Makenna Johnston is a former business professor who runs a coaching and consulting practice for small-business owners and creatives. She recently made headlines when she bought Julia and Paul Child's home in the South of France.
Makenna sat down to talk to mindbodygreen about why she felt so compelled to buy this famous property (called La Pitchoune or La Peetch), what cooking retreats will look like there, and how yoga will be an important part of the experience.
On buying Julia Child's home
"I’m a Smith [College] alum, just like Julia. The listing was posted in an alumni forum on Facebook connected to a New York Times article called 'The House that Julia Built.' It had beautiful pictures, way more beautiful than the pictures on the listing and it was really well-written," says Makenna.
"I quickly became obsessed with the house. I thought, Wouldn’t it be great to do a yoga retreat in the garden? Wouldn’t it be great to walk the garden, cook in her kitchen, and drink a glass of rosé? That planted the seed."
On cooking as meditation
"I’ve been an avid cook since my teen years. I was an exchange student in France for a summer. My exchange mother was a great cook. When you think of French home-cooking, she was the Norman Rockwell, the epitome of that — the way she cooked and served.
"She taught me how to cook that way and gave me my first French cookbook. I still have it.
"I've found that cooking has always been my meditation. I’m a very active human being and not a good 'sit down and commune with the Universe' kind of meditator. I’m a walking meditator. Before I found 'real' meditation, cooking was my meditation.
"When I went to college we were required to be on the meal plan, but in my junior year, I decided not to eat at the dining hall anymore. I signed up for the local community-supported agriculture (CSA) share and started cooking all of my meals in our tiny little house kitchen. My grades went up and my stress level went down because it was my happy space.
"So cooking has always been my connection to slowing down. It’s also a way to share and connect with people.
"I think you can see cooking as your mindfulness practice. It’s a way to nourish your body, use resources from the earth, and feed other people. That’s about as close to infinite amounts of compassion as you can get by just doing something."
On why she'll be incorporating yoga into cooking retreats
"Including yoga came up as a way to do something other than sitting in a kitchen all day and cooking standing up, leaning over, and whipping with your arm. Yoga is a great complement that.
"Some people are worried that the cooking school will turn into a sanctuary for the type of food that they stereotypically think 'yoga types' eat.
"People see a disconnect [between yoga and French food] because of the amount of butter. But most people know that butter is not the enemy. Fat is not the enemy.
"It’s all about how we choose to make and consume our food and being aware of where the ingredients come from.
"If you look at French culture when French cooking was the only type of cooking, nobody was overweight.

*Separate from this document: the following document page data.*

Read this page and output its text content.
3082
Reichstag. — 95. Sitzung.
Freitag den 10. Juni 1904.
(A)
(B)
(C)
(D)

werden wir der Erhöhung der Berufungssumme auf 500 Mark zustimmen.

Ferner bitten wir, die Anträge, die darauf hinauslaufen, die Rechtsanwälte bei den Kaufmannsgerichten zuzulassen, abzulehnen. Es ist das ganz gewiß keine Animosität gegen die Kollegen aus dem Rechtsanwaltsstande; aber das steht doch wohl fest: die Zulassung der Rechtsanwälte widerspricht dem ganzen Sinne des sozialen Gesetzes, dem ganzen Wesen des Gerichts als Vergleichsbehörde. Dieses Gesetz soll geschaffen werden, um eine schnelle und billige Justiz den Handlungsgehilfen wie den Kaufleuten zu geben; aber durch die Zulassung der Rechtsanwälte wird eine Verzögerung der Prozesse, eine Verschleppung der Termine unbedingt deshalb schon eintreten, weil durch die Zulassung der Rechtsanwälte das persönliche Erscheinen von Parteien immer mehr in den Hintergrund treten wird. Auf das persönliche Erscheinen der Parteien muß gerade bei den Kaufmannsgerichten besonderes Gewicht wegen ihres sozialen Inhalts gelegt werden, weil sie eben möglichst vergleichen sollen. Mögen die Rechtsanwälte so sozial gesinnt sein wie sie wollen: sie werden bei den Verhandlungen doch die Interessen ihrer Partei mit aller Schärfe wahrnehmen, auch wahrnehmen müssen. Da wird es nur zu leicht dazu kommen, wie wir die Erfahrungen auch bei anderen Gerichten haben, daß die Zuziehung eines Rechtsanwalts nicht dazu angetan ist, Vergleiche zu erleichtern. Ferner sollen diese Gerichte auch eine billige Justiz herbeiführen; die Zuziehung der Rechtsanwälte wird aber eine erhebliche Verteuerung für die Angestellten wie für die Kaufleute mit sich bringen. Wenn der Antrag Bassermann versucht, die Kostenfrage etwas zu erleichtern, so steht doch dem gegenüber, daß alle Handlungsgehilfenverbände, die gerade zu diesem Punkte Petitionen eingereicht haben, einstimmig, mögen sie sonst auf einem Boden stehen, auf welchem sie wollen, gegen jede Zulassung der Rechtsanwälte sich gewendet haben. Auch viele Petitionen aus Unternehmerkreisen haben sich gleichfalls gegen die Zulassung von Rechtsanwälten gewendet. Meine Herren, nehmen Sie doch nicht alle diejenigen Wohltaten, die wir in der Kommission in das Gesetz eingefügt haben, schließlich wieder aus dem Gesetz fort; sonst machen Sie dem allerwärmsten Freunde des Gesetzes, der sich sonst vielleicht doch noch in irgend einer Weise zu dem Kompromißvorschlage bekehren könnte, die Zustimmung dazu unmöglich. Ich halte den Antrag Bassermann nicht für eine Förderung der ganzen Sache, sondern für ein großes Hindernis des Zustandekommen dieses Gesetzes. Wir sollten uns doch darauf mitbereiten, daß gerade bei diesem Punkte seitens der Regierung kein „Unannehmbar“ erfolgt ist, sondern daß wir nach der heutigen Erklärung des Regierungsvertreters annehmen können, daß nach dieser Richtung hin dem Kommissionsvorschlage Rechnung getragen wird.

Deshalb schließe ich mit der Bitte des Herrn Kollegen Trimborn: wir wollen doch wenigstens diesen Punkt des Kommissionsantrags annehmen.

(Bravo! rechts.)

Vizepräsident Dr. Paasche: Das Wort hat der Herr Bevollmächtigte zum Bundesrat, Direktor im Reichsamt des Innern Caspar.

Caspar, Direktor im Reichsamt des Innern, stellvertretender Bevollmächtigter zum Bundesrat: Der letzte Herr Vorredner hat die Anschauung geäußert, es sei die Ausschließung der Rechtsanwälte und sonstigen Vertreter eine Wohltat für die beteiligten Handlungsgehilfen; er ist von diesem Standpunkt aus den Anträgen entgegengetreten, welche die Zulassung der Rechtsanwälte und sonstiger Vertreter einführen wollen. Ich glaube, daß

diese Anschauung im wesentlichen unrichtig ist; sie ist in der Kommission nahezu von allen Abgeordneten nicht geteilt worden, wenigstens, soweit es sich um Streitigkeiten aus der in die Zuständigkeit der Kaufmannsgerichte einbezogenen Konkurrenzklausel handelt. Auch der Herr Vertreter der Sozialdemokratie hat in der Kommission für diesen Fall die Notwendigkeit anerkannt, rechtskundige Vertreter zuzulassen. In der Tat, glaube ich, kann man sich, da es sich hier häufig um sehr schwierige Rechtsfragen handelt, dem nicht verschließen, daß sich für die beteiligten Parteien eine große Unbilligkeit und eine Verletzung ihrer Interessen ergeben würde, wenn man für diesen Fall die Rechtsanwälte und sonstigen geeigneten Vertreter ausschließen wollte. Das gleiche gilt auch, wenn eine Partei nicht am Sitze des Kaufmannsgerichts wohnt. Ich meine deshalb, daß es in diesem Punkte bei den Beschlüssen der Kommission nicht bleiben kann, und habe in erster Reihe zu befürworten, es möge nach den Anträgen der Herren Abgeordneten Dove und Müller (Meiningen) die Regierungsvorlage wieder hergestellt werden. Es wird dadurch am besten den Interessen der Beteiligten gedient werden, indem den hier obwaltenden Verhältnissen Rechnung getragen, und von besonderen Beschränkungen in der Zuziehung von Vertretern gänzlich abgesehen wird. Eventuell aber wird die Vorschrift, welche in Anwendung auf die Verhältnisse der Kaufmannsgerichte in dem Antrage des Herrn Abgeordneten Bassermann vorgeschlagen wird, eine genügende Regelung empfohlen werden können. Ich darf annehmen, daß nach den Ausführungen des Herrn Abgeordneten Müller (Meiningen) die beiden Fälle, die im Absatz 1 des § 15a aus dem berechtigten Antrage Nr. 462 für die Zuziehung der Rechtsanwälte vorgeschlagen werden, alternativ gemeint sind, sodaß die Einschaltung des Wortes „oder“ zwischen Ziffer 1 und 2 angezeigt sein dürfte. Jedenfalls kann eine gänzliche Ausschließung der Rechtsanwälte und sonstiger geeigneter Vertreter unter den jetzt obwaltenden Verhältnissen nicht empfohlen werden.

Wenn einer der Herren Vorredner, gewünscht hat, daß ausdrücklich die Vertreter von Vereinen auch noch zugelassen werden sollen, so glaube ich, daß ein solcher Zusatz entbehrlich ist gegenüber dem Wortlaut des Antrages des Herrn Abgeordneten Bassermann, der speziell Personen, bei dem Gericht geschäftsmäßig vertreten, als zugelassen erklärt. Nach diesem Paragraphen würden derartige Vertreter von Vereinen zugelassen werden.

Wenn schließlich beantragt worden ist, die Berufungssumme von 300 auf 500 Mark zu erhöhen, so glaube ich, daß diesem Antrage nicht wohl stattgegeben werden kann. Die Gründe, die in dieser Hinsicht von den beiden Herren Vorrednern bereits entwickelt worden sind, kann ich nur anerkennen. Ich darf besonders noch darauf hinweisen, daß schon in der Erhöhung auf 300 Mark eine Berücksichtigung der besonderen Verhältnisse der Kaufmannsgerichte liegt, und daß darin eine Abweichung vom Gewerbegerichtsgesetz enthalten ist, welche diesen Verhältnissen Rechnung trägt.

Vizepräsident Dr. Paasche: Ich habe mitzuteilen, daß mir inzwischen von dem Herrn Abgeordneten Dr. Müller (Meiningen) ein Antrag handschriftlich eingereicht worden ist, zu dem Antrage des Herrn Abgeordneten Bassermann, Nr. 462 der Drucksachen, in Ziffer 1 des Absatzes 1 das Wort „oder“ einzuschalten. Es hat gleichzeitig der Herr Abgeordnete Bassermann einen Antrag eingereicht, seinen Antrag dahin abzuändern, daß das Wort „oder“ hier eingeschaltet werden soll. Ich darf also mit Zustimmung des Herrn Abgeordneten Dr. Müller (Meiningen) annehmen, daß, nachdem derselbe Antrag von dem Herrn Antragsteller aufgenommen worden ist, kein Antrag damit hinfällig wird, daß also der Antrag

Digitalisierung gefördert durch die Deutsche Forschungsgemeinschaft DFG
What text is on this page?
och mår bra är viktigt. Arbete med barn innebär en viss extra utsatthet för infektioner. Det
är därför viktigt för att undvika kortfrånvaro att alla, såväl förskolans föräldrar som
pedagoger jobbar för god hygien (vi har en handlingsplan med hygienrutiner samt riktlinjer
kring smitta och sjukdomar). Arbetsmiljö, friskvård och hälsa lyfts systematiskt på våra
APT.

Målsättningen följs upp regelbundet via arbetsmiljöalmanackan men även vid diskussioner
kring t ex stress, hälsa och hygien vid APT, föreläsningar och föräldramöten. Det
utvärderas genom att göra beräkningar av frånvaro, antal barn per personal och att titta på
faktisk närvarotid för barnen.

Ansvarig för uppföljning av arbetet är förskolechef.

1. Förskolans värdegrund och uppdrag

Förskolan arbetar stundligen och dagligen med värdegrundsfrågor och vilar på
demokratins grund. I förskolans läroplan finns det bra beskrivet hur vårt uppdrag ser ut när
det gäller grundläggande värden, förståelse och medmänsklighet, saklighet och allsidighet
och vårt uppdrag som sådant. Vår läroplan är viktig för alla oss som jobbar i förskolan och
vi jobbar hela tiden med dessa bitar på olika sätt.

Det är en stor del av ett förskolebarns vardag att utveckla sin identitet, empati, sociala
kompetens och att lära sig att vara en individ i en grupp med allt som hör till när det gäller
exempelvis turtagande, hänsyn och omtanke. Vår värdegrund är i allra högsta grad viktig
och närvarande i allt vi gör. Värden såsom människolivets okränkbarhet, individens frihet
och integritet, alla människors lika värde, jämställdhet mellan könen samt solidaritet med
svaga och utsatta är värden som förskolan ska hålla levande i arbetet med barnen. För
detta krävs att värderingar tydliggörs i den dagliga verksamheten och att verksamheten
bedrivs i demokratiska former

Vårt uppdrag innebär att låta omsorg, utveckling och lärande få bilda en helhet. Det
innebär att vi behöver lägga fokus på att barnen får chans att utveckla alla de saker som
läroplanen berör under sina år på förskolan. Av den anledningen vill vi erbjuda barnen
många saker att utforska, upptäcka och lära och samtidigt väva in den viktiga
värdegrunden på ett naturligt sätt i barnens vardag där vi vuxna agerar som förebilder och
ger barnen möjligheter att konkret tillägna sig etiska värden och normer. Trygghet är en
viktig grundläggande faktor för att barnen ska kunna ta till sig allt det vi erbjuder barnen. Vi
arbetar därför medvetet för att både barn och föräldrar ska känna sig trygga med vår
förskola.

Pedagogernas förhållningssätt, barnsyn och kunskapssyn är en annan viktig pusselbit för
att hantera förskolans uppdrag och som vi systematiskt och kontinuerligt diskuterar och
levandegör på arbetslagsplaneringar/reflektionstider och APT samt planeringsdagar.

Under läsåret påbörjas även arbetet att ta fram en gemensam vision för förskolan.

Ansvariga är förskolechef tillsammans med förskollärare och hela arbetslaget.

I see a lot of comments about how it would take a lot of yoga to work off those three sticks of butter in coq au vin. I just think, Is that really the goal? Do we need to 'work off' that butter?
"I look at it more like an opportunity to be in a beautiful space and do things that nourish your mind, body, and soul.
"Being able to bring both cooking and yoga into one place is a nice opportunity for people who enjoy doing multiple things. The yoga isn't a requirement, but the opportunity is there for people who want to do it. I try to do it daily, so why not offer other people the chance to do it daily, too?"
So, when can we visit?
"The cooking school opens in April of 2017. But the house is available to rent starting this summer (2016). We’re hosting a number of yoga and business retreats in May, June, July, and September.
"Cooking school, excursions into the local area, and yoga classes — those are all launching in April 2017, but we’re taking reservations now."